Bien que les données sur la répartition géographique du terrorisme soient globalement insuffisantes, il apparaît que la plupart du temps (dans 88% des cas) les actes terroristes interviennent dans le pays d’origine des agresseurs. Le terrorisme « international » est, en réalité, essentiellement local. Le cas du 11 septembre est donc tout à fait atypique. Et bien que dans 62 % des agressions les religions des agresseurs et celles des victimes soient différentes, la probabilité que deux personnes tirées au hasard dans le monde soient de deux religions différentes est de 77%, ce qui signifie que les actes terroristes ne sont pas particulièrement polarisés par des considérations religieuses.

Une analyse des pays d’origine et de destination montre que les principaux pays d’origine des terroristes se distinguent par l’importance de leur population, la faiblesse des droits politiques, et le peu de distance par rapport aux pays cibles. Pour ces derniers les caractéristiques les plus déterminantes sont le niveau de revenu par tête et des libertés civiles, ainsi que le volume de leur population, leur statut d’occupant d’un autre pays, tandis que la distance par rapport aux pays d’origine réduit pour eux la probabilité de devenir une cible.
Cependant, la relative rareté des données devrait inciter les responsables de la lutte anti-terroriste à concentrer leurs efforts sur la connaissance statistique du phénomène s’ils veulent améliorer l’efficacité de leurs actions.

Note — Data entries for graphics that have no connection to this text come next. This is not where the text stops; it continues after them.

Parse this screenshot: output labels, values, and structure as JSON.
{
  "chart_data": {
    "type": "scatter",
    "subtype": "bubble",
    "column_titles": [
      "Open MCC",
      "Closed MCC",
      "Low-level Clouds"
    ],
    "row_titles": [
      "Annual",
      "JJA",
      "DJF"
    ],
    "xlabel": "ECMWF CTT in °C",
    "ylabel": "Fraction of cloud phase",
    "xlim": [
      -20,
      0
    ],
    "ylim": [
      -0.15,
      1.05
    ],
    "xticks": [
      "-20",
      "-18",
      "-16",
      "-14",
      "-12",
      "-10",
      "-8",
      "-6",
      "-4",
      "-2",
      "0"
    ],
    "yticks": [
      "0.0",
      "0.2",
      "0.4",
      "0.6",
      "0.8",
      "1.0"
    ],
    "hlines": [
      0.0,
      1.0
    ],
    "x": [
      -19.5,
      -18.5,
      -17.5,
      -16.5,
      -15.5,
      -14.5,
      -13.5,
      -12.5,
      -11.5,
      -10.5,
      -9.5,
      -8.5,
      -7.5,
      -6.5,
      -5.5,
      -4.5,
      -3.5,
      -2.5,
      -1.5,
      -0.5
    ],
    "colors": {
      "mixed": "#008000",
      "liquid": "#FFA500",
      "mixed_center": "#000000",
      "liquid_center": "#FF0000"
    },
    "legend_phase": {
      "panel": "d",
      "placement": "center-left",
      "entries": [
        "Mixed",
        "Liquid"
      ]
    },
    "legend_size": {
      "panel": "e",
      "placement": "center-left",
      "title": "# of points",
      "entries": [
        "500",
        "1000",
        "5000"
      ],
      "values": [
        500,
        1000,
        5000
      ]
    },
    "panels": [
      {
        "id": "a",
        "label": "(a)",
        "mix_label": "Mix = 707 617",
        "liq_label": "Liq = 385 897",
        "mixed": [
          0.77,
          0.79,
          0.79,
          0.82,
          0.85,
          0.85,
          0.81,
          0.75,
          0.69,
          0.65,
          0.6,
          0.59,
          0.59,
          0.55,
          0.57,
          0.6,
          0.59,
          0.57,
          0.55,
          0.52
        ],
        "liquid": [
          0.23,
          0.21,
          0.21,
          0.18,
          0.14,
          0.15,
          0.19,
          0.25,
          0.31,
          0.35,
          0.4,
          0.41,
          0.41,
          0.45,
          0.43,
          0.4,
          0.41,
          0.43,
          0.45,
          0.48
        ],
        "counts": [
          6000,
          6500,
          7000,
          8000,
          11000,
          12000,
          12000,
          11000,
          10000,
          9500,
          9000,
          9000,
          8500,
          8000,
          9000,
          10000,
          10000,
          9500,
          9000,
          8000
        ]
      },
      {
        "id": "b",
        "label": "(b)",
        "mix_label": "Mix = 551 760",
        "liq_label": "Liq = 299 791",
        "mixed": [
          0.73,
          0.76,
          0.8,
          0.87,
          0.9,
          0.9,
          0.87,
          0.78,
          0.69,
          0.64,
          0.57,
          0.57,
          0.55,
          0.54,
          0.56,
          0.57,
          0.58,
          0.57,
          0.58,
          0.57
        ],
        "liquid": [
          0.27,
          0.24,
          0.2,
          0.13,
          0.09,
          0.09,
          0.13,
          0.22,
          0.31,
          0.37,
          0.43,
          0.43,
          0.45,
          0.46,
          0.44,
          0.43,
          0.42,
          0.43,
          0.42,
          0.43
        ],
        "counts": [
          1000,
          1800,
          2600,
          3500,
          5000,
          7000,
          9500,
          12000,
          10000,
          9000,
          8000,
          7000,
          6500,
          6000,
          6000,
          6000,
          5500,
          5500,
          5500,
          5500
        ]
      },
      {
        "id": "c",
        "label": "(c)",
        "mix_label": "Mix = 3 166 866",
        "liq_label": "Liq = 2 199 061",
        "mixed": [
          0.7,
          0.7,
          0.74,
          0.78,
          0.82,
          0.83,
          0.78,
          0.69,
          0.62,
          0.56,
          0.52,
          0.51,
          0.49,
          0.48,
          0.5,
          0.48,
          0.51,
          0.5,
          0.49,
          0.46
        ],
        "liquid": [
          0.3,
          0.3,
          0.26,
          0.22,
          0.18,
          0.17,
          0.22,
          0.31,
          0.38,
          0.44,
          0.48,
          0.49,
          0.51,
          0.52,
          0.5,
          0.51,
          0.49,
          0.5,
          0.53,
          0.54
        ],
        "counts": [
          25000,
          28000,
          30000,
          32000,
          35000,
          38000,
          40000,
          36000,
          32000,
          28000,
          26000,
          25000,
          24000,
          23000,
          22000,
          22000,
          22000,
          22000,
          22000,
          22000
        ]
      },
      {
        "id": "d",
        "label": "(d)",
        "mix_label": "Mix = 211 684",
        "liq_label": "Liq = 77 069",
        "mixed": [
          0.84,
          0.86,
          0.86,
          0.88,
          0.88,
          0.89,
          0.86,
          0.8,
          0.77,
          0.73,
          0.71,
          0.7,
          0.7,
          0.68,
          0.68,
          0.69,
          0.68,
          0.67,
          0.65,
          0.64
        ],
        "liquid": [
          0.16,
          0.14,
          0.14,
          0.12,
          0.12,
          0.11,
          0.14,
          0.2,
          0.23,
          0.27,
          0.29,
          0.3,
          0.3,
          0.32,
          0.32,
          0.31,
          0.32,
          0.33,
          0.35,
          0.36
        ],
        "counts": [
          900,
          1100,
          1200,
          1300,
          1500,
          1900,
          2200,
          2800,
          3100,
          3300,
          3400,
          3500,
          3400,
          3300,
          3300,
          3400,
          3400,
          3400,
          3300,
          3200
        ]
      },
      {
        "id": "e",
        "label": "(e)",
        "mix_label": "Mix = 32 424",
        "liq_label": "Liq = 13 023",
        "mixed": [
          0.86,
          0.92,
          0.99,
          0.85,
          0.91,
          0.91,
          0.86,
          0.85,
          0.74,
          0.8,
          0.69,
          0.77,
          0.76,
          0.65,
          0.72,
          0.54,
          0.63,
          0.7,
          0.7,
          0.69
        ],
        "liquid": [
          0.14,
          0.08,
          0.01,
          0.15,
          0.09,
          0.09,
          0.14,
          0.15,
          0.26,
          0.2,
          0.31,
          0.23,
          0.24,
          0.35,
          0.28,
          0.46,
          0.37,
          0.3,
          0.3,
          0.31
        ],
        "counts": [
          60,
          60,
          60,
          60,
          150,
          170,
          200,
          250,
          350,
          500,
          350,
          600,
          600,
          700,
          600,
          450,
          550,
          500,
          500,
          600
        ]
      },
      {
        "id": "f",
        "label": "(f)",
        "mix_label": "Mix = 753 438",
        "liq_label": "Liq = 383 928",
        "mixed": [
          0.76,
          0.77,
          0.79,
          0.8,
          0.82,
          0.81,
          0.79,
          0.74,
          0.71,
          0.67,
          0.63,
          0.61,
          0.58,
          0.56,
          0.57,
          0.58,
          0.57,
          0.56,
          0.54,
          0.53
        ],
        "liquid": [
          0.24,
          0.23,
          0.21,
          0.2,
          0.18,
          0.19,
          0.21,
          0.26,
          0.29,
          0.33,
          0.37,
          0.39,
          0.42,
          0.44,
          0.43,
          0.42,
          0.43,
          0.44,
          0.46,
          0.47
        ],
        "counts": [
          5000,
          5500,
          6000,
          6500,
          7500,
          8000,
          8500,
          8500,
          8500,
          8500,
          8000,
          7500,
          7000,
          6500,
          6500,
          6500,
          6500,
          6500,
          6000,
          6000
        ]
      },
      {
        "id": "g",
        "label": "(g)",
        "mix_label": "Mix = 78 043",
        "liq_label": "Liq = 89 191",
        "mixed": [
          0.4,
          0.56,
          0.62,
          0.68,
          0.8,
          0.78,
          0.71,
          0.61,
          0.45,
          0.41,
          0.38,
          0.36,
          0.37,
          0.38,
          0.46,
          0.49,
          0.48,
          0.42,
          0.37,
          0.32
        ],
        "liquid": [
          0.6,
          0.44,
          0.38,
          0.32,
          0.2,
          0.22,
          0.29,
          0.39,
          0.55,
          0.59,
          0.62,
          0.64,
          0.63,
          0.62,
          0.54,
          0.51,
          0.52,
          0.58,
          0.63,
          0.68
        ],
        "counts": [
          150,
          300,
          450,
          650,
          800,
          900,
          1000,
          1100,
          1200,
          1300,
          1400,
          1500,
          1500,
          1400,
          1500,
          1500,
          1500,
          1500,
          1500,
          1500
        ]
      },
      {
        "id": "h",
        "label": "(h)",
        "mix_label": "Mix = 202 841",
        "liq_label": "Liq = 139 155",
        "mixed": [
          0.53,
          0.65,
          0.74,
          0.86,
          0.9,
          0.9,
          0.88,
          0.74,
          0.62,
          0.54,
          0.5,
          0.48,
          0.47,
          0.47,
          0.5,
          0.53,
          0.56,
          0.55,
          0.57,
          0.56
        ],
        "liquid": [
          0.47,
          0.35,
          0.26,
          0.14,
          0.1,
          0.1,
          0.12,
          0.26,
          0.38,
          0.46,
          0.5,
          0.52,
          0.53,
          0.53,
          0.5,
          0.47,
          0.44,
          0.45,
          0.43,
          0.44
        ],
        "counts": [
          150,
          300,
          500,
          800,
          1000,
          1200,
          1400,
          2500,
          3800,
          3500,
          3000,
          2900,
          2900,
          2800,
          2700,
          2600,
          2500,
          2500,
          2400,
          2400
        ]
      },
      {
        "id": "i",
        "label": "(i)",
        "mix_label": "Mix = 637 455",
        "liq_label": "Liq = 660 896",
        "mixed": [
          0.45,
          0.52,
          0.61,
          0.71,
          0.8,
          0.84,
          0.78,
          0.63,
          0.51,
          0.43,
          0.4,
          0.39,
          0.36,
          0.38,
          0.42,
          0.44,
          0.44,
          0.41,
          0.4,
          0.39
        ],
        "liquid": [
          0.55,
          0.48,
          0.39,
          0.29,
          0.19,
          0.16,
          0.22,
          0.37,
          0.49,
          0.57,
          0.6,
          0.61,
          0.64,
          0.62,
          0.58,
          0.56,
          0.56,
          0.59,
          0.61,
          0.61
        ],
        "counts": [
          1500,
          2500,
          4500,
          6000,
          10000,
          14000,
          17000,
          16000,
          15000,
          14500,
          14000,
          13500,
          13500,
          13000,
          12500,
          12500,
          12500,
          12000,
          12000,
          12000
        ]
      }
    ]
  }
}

S’agissant enfin des effets du terrorisme, l’auteur conclut plutôt à la faiblesse des conséquences économiques, de façon moins certaine à des effets psychologiques réels, tenant peut-être principalement à l’incompréhension du phénomène qui est source de crainte diffuse, et à des effets politiques assez bien documentés en termes électoraux (comme l’illustre par exemple le cas en Espagne du Parti Populaire après les attentats de 2004), ce qui n’est pas très étonnant si l’on considère que le terrorisme est une criminalité à but affiché principalement politique.

Le lecteur de cet intéressant ouvrage finira probablement sa lecture en ayant sensiblement changé sa perception du phénomène étudié, ce qui, somme toute, n’est pas si fréquent et ouvre certainement la voie à une meilleure définition des politiques publiques.

Alan B. Krueger.
What Makes a Terrorist. Economics and the Roots of Terrorism.
Princeton University Press, 2007. 180 p.